An abnormal finding on neurological examination triples the odds of finding a significant intracranial abnormality on neuroimaging, although the odds are still low (i.e., <3 in 100) (4). A history of headache worsening with valsalva maneuver significantly increased the odds of findings a significant intracranial abnormality on neuroimaging, particularly a Chiari malformation.

Intracranial hemorrhage, meningitis, and cerebral neoplasm rarely present with headache as their sole presenting symptom (12). Instead they may present with other focal neurological deficits, fever, laboratory signs of infection, known primary malignancy or constitutional symptoms that suggests a secondary cause of headache.

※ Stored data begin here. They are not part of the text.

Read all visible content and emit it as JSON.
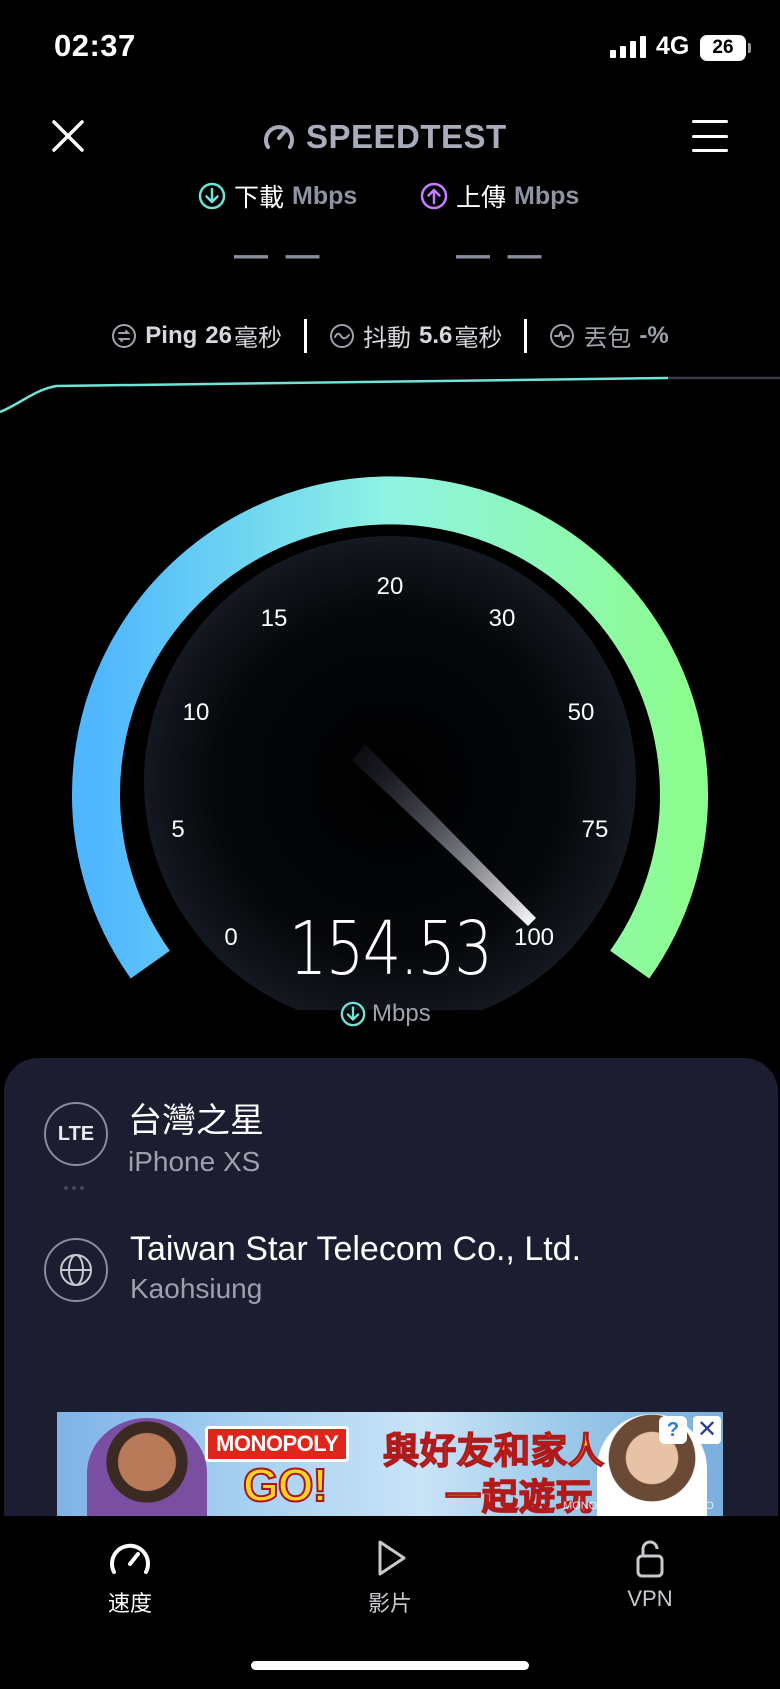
{
  "status": {
    "time": "02:37",
    "network": "4G",
    "battery": "26"
  },
  "header": {
    "logo_text": "SPEEDTEST",
    "close_icon": "close-icon",
    "menu_icon": "hamburger-menu-icon"
  },
  "download": {
    "label": "下載",
    "unit": "Mbps",
    "value": "— —",
    "color": "#6fe3d6"
  },
  "upload": {
    "label": "上傳",
    "unit": "Mbps",
    "value": "— —",
    "color": "#c77dff"
  },
  "ping": {
    "label": "Ping",
    "value": "26",
    "unit": "毫秒"
  },
  "jitter": {
    "label": "抖動",
    "value": "5.6",
    "unit": "毫秒"
  },
  "loss": {
    "label": "丟包",
    "value": "-%"
  },
  "gauge": {
    "ticks": [
      "0",
      "5",
      "10",
      "15",
      "20",
      "30",
      "50",
      "75",
      "100"
    ],
    "speed": "154.53",
    "unit": "Mbps",
    "gradient_start": "#4fb6ff",
    "gradient_end": "#8dfc8f"
  },
  "provider": {
    "name": "台灣之星",
    "device": "iPhone XS",
    "badge": "LTE"
  },
  "server": {
    "name": "Taiwan Star Telecom Co., Ltd.",
    "location": "Kaohsiung"
  },
  "ad": {
    "brand": "MONOPOLY",
    "brand2": "GO!",
    "line1": "與好友和家人",
    "line2": "一起遊玩",
    "copyright": "MONOPOLY © 2023 HASBRO"
  },
  "tabs": [
    {
      "label": "速度",
      "icon": "speedometer-icon"
    },
    {
      "label": "影片",
      "icon": "play-icon"
    },
    {
      "label": "VPN",
      "icon": "lock-icon"
    }
  ]
}
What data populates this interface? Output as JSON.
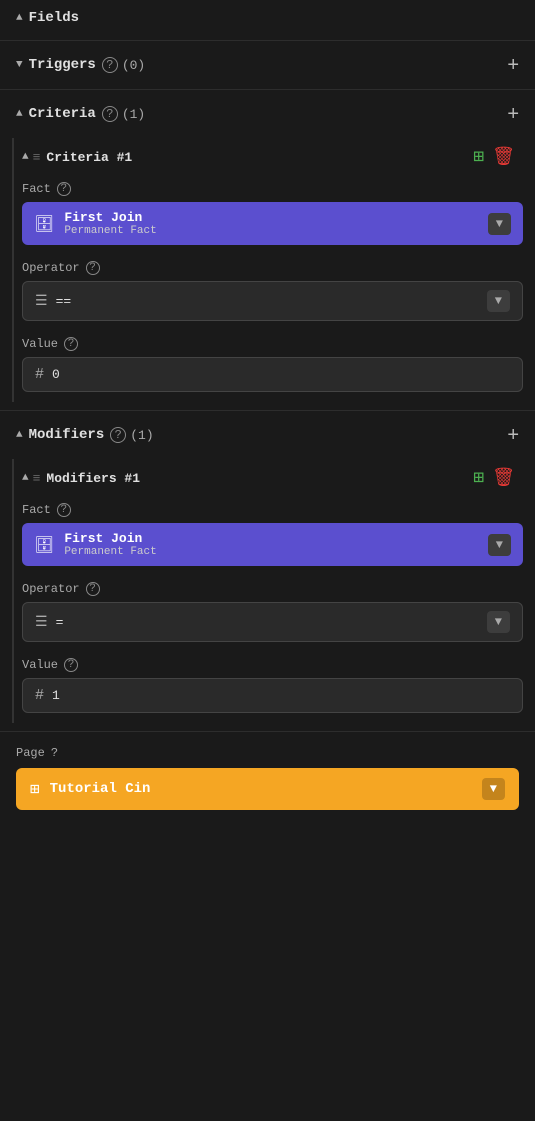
{
  "fields": {
    "label": "Fields"
  },
  "triggers": {
    "label": "Triggers",
    "count": "(0)",
    "add_label": "+"
  },
  "criteria": {
    "label": "Criteria",
    "count": "(1)",
    "add_label": "+",
    "items": [
      {
        "title": "Criteria #1",
        "fact_name": "First Join",
        "fact_type": "Permanent Fact",
        "operator_icon": "list",
        "operator": "==",
        "value": "0"
      }
    ]
  },
  "modifiers": {
    "label": "Modifiers",
    "count": "(1)",
    "add_label": "+",
    "items": [
      {
        "title": "Modifiers #1",
        "fact_name": "First Join",
        "fact_type": "Permanent Fact",
        "operator_icon": "list",
        "operator": "=",
        "value": "1"
      }
    ]
  },
  "page": {
    "label": "Page",
    "name": "Tutorial Cin"
  },
  "labels": {
    "fact": "Fact",
    "operator": "Operator",
    "value": "Value"
  }
}
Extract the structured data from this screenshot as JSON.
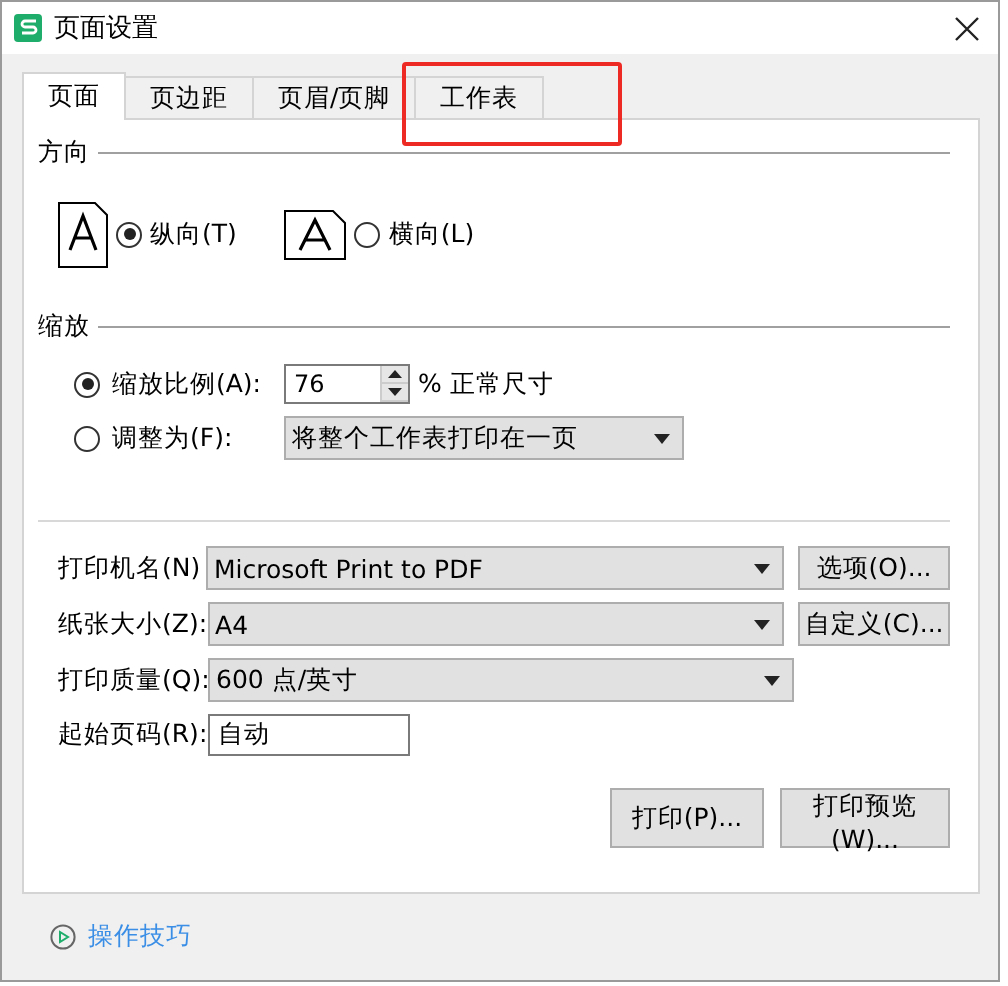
{
  "window": {
    "title": "页面设置"
  },
  "tabs": [
    {
      "label": "页面",
      "selected": true,
      "highlighted": false
    },
    {
      "label": "页边距",
      "selected": false,
      "highlighted": false
    },
    {
      "label": "页眉/页脚",
      "selected": false,
      "highlighted": false
    },
    {
      "label": "工作表",
      "selected": false,
      "highlighted": true
    }
  ],
  "orientation": {
    "title": "方向",
    "options": [
      {
        "label": "纵向(T)",
        "kind": "portrait",
        "selected": true
      },
      {
        "label": "横向(L)",
        "kind": "landscape",
        "selected": false
      }
    ]
  },
  "scaling": {
    "title": "缩放",
    "options": [
      {
        "label": "缩放比例(A):",
        "kind": "spinner",
        "selected": true,
        "value": "76",
        "suffix": "% 正常尺寸"
      },
      {
        "label": "调整为(F):",
        "kind": "dropdown",
        "selected": false,
        "value": "将整个工作表打印在一页"
      }
    ]
  },
  "printer_fields": [
    {
      "label": "打印机名(N)",
      "kind": "dropdown",
      "value": "Microsoft Print to PDF",
      "button": "选项(O)..."
    },
    {
      "label": "纸张大小(Z):",
      "kind": "dropdown",
      "value": "A4",
      "button": "自定义(C)..."
    },
    {
      "label": "打印质量(Q):",
      "kind": "dropdown",
      "value": "600 点/英寸"
    },
    {
      "label": "起始页码(R):",
      "kind": "text",
      "value": "自动"
    }
  ],
  "buttons": [
    "打印(P)...",
    "打印预览(W)..."
  ],
  "footer": {
    "link": "操作技巧"
  }
}
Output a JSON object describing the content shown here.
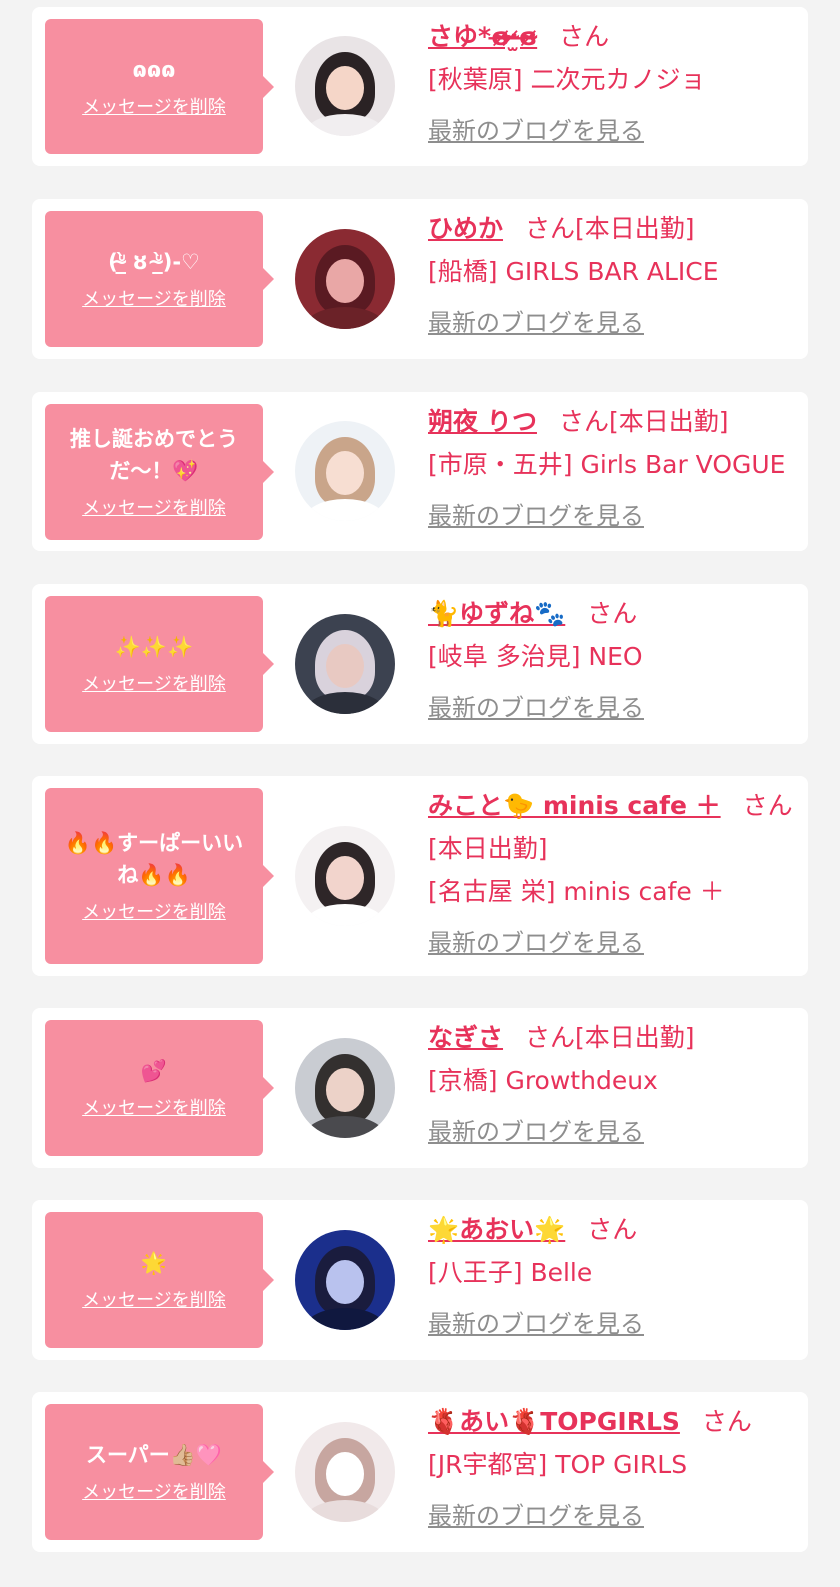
{
  "delete_label": "メッセージを削除",
  "blog_label": "最新のブログを見る",
  "san_label": "さん",
  "colors": {
    "accent": "#e7325a",
    "bubble": "#f78fa0",
    "link_gray": "#8e8e8e"
  },
  "cards": [
    {
      "message": "ɷɷɷ",
      "name": "さゆ*ɞ̴̶̷·̴̶̷̫ɞ̴̶̷",
      "tag": "",
      "shop": "[秋葉原] 二次元カノジョ"
    },
    {
      "message": "(ᐡ̴̲̀ ȣ ᐡ̴̲̀)-♡",
      "name": "ひめか",
      "tag": "[本日出勤]",
      "shop": "[船橋] GIRLS BAR ALICE"
    },
    {
      "message": "推し誕おめでとうだ〜！💖",
      "name": "朔夜 りつ",
      "tag": "[本日出勤]",
      "shop": "[市原・五井] Girls Bar VOGUE"
    },
    {
      "message": "✨✨✨",
      "name": "🐈ゆずね🐾",
      "tag": "",
      "shop": "[岐阜 多治見] NEO"
    },
    {
      "message": "🔥🔥すーぱーいいね🔥🔥",
      "name": "みこと🐤 minis cafe ＋",
      "tag": "",
      "extra": "[本日出勤]",
      "shop": "[名古屋 栄] minis cafe ＋"
    },
    {
      "message": "💕",
      "name": "なぎさ",
      "tag": "[本日出勤]",
      "shop": "[京橋] Growthdeux"
    },
    {
      "message": "🌟",
      "name": "🌟あおい🌟",
      "tag": "",
      "shop": "[八王子] Belle"
    },
    {
      "message": "スーパー👍🏼🩷",
      "name": "🫀あい🫀TOPGIRLS",
      "tag": "",
      "shop": "[JR宇都宮] TOP GIRLS"
    }
  ]
}
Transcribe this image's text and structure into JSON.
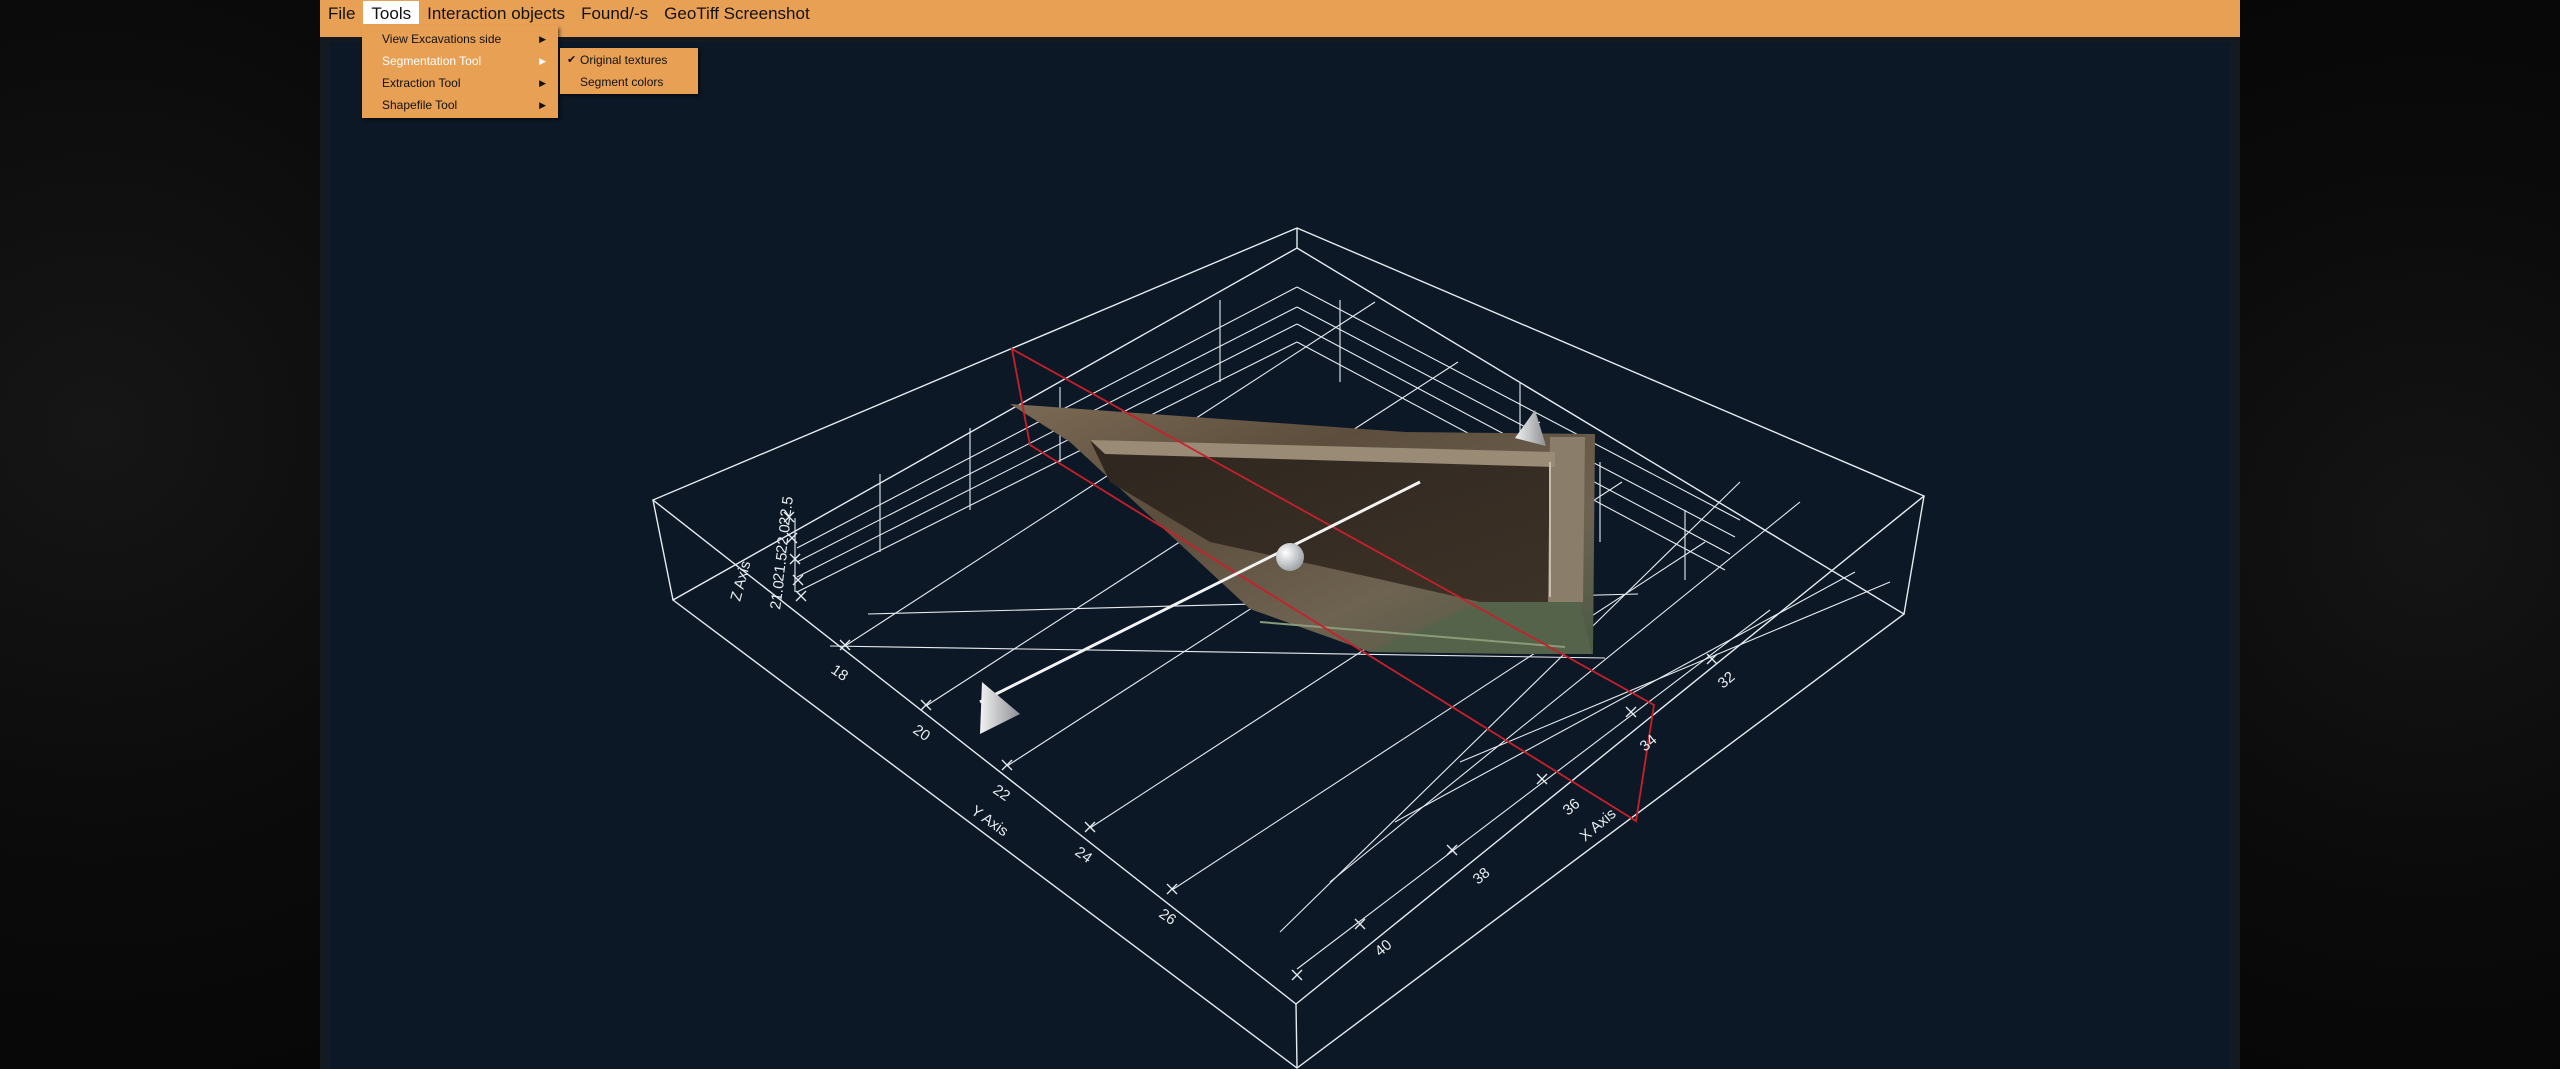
{
  "menubar": {
    "items": [
      "File",
      "Tools",
      "Interaction objects",
      "Found/-s",
      "GeoTiff Screenshot"
    ],
    "active_index": 1
  },
  "tools_menu": {
    "items": [
      {
        "label": "View Excavations side",
        "has_submenu": true
      },
      {
        "label": "Segmentation Tool",
        "has_submenu": true,
        "highlighted": true
      },
      {
        "label": "Extraction Tool",
        "has_submenu": true
      },
      {
        "label": "Shapefile Tool",
        "has_submenu": true
      }
    ]
  },
  "segmentation_submenu": {
    "items": [
      {
        "label": "Original textures",
        "checked": true
      },
      {
        "label": "Segment colors",
        "checked": false
      }
    ]
  },
  "scene": {
    "x_axis": {
      "label": "X Axis",
      "ticks": [
        "32",
        "34",
        "36",
        "38",
        "40"
      ]
    },
    "y_axis": {
      "label": "Y Axis",
      "ticks": [
        "18",
        "20",
        "22",
        "24",
        "26"
      ]
    },
    "z_axis": {
      "label": "Z Axis",
      "ticks": [
        "21.0",
        "21.5",
        "22.0",
        "22.5"
      ]
    }
  },
  "colors": {
    "menubar": "#e8a055",
    "viewport_bg": "#0d1826",
    "grid": "#e6ebf0",
    "cut_plane": "#c8202a"
  }
}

These patients should be initially investigated with a CT head and then MRI if necessary. Identifying secondary headaches in patients over the age of 50 is clinically challenging. Importantly, only ~2% of migraineurs have their first headache over the age of 50 (12). In patients over the age of 65 who present to neurologists with new-onset headache up to 15% may have serious pathology such as stroke, giant cell arteritis, neoplasm, or subdural hematoma (14).

Cerebral venous sinus thrombosis (CVST) must be considered in the right clinical context. This includes, patients with hematologic prothrombotic states (i.e., antithrombin III deficiency, protein C or S deficiency, antiphospholipid antibody syndrome etc.), malignancy (especially hematological malignancy) pregnancy and puerperium, high risk medications (oral contraceptive pill), infections, and systemic diseases (lupus, inflammatory bowel disease, Bechet disease, etc.) (15). The headache in CVST is most often secondary to increased intracranial pressure secondary to impaired venous drainage. Headache may be the only symptom, so vigilance and clinical suspicion is important. CVST may present as a thunderclap headache, a progressive headache over days or weeks despite conservative management, or as an atypical headache. A plain CT scan of the head will miss many cases. Only one third of CVST demonstrates direct signs on CT head (i.e., hyperdense vessel or delta sign) (15). Venous imaging (CT venogram or MR venogram) must be ordered to assess the venous system. Invasive imaging with cerebral angiography should be reserved for cases where CT venogram or MR venogram is inconclusive or when an endovascular procedure is being considered.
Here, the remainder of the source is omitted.